Digital signal processing and analog-to-digital conversion are combined with one or more video cameras. The image data is transmitted to a robot controller or computer. This technology aids in improving automated processes through automated analysis. For instance, specialized machine vision image processing methods can frequently sort parts more efficiently when tactile methods are insufficient for robotic systems to sort through various shapes and sizes of parts. These methods use very specific algorithms that consider the parameters of colors or greyscale values in the image to accurately define objects’ outlines or sizing.
The classification of data generally takes place based on previously acquired knowledge or statistical data extrapolated from patterns and/or their representation. Image processing is used in pattern recognition to identify the items in an image, and machine learning is then used to train the system to recognize changes in patterns. Pattern recognition is utilized in computer assisted diagnosis, handwriting recognition, image identification, character recognition, etc.
Digital video processing
The number of frames or photos in a video per minute and the calibre of each frame employed determine the video's quality. Noise reduction, detail improvement, motion detection, frame rate conversion, aspect ratio conversion, and color space conversion, are all aspects of video processing. Televisions, VCRs, DVD players, video codecs, and other devices all use video processing techniques.
Transmission and encoding
Technological advancements allow instant viewing of live CCTV footage or video feeds from anywhere in the world, indicating significant progress in image transmission and encoding technology. Progressive image transmission is a technique of encoding and decoding digital information that represents an image so its main features, like outlines, can be initially presented at low resolution and then refined to greater resolutions.
An image is encoded by an electronic analog to multiple scans of the exact image at different resolutions in progressive transmission. Progressive image decoding results in a preliminary approximate reconstruction of the image, followed by successively better images whose adherence is gradually built up from succeeding scan results at the receiver side. Additionally, image compression reduces the amount of data needed to describe a digital image by eliminating extra data, ensuring that the image processing is finished and suitable for transmission.

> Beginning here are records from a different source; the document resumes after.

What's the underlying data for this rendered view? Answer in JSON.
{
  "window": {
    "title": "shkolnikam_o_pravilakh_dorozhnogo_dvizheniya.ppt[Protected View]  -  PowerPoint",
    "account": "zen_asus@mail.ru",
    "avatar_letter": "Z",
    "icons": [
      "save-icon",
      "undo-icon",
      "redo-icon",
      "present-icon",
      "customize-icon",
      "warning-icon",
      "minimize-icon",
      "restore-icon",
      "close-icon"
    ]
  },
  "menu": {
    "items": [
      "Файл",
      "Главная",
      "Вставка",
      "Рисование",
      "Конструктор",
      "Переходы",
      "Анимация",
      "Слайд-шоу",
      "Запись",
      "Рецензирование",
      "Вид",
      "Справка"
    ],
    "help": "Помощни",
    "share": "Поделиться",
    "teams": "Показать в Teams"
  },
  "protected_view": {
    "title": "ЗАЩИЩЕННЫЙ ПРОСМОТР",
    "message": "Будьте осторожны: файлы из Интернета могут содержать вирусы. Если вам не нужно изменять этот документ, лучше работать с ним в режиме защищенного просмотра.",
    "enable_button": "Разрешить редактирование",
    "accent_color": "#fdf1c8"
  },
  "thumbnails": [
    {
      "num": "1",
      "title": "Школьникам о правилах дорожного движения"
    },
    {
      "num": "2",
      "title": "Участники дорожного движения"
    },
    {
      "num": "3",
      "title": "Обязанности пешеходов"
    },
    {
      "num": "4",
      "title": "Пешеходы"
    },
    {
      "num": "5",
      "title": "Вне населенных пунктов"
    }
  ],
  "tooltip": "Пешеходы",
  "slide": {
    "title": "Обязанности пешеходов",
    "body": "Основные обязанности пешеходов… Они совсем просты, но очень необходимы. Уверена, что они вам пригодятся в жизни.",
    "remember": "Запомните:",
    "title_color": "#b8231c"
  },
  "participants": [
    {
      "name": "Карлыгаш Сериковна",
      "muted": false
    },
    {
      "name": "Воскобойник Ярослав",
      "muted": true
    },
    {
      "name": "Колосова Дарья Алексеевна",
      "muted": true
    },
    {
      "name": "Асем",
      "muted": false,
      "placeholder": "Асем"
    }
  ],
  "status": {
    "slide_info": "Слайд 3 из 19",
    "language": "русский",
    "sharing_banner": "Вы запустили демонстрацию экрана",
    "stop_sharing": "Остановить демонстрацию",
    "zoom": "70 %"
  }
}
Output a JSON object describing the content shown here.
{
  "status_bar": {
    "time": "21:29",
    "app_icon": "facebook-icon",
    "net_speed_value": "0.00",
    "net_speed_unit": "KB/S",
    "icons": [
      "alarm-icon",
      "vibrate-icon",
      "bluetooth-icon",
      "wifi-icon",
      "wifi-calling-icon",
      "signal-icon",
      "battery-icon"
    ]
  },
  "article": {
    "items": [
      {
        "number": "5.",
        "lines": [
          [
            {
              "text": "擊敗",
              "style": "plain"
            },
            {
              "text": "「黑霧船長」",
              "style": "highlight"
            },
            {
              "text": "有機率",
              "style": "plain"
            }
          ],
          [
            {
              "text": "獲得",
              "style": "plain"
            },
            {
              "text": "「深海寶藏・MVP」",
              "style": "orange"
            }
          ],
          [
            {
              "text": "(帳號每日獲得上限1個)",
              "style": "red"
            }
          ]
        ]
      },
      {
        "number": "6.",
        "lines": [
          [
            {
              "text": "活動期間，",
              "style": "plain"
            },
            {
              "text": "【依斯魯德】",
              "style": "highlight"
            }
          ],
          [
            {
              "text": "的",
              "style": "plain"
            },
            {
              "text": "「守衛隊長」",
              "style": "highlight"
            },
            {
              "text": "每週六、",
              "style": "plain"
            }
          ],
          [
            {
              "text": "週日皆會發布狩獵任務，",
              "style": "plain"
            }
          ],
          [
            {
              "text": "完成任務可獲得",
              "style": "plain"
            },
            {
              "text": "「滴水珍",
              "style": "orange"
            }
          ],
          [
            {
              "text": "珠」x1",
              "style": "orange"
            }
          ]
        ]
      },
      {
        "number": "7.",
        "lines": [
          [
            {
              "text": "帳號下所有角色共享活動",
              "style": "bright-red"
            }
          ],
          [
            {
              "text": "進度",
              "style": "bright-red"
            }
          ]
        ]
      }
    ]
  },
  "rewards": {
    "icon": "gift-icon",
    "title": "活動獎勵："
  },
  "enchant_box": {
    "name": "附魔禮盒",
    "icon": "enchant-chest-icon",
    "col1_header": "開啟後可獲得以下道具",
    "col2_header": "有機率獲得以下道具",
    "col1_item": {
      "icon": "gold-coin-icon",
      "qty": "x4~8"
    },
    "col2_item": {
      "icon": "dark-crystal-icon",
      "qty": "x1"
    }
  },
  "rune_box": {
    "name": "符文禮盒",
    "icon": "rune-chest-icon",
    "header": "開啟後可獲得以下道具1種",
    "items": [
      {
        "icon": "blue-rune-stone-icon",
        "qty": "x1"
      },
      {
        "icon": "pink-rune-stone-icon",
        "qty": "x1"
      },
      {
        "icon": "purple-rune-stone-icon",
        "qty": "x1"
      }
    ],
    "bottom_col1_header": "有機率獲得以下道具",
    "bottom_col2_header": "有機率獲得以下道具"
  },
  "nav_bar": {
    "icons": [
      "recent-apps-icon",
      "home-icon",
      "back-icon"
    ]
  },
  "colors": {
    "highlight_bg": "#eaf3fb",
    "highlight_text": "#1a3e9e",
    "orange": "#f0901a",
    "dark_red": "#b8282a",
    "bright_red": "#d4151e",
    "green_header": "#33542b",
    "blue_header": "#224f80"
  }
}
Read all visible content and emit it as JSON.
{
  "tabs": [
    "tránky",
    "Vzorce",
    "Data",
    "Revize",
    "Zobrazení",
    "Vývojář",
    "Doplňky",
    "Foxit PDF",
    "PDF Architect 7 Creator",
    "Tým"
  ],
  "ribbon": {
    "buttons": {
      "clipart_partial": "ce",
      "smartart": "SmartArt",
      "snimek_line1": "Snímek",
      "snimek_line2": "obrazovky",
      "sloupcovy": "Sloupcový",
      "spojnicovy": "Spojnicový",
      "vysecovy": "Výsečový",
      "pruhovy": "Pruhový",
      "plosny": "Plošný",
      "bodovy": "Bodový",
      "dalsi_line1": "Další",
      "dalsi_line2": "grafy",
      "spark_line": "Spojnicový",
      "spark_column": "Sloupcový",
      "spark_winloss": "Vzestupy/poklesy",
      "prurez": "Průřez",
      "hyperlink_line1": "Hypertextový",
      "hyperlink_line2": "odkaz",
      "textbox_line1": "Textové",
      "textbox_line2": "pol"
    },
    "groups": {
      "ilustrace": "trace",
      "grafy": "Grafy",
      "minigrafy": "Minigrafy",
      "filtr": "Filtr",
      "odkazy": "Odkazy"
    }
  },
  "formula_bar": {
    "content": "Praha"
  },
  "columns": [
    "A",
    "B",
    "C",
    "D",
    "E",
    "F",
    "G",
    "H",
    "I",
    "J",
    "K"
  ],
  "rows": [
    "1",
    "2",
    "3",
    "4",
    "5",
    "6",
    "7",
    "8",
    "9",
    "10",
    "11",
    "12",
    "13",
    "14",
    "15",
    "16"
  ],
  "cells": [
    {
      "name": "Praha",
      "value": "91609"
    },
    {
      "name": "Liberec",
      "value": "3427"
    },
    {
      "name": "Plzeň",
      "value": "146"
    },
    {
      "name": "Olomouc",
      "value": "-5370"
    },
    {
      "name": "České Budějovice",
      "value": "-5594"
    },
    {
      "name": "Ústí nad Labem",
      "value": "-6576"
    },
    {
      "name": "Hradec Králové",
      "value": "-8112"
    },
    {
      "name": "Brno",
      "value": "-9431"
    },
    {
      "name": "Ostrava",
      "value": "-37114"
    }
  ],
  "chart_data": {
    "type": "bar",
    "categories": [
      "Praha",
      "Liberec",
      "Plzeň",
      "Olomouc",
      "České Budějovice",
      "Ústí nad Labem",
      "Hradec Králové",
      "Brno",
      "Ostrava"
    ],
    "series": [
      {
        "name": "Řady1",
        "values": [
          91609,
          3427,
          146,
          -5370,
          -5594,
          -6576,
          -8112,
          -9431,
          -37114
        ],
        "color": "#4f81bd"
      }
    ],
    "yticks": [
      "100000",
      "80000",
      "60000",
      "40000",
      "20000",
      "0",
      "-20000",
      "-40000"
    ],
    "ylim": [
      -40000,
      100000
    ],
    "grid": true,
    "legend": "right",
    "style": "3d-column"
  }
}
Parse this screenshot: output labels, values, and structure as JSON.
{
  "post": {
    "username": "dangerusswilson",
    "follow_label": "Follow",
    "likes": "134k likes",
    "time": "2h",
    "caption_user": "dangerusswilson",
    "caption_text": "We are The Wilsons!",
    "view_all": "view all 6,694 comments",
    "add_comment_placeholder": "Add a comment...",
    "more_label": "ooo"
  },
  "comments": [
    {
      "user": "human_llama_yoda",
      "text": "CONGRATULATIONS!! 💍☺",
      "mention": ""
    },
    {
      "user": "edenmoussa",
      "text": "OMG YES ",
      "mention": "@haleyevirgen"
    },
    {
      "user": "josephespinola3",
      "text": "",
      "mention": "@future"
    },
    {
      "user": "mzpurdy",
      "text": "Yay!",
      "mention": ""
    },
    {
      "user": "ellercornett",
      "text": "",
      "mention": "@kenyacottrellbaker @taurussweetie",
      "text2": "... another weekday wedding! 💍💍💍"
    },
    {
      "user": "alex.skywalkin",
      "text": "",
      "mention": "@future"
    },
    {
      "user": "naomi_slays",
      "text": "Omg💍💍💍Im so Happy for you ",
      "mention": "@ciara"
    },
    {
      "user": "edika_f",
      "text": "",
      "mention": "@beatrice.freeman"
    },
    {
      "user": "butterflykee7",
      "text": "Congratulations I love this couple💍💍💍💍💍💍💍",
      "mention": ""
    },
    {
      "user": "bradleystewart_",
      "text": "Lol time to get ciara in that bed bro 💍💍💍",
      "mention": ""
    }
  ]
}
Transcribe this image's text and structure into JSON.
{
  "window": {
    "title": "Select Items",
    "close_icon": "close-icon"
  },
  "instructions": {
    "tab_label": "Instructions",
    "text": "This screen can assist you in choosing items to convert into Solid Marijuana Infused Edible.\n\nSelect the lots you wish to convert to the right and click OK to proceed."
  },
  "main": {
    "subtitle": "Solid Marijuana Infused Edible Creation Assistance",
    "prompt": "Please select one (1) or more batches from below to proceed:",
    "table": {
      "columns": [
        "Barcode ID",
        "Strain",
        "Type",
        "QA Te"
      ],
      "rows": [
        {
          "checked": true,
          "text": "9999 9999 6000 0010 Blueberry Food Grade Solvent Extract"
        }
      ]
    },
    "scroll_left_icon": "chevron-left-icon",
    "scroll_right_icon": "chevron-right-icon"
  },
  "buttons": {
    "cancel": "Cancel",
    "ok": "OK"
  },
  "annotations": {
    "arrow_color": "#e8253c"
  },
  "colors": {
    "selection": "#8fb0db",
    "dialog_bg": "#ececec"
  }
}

Image sharpening and restoration
Here, the terms "image sharpening" and "restoration" refer to the processes used to enhance or edit photographs taken with a modern camera to produce desired results. Zooming, blurring, sharpening, converting from grayscale to color, identifying edges, image retrieval, and image recognition are included. Restoration techniques aim to recover lost resolution and reduce. Either the frequency domain or the image domain is used for image processing techniques. Deconvolution, which is carried out in the frequency domain, is the easiest and most used technique for image restoration.
Image processing can be employed to enhance an image's quality, remove unwanted artifacts from an image, or even create new images completely from scratch. Nowadays, image processing is one of the fastest-growing technologies, and it has a huge potential for future wide adoption in areas such as video and 3D graphics, statistical image processing, recognizing and tracking people and objects, diagnosing medical conditions, PCB inspection, robotic guidance and control, and automatic driving in all modes of transportation.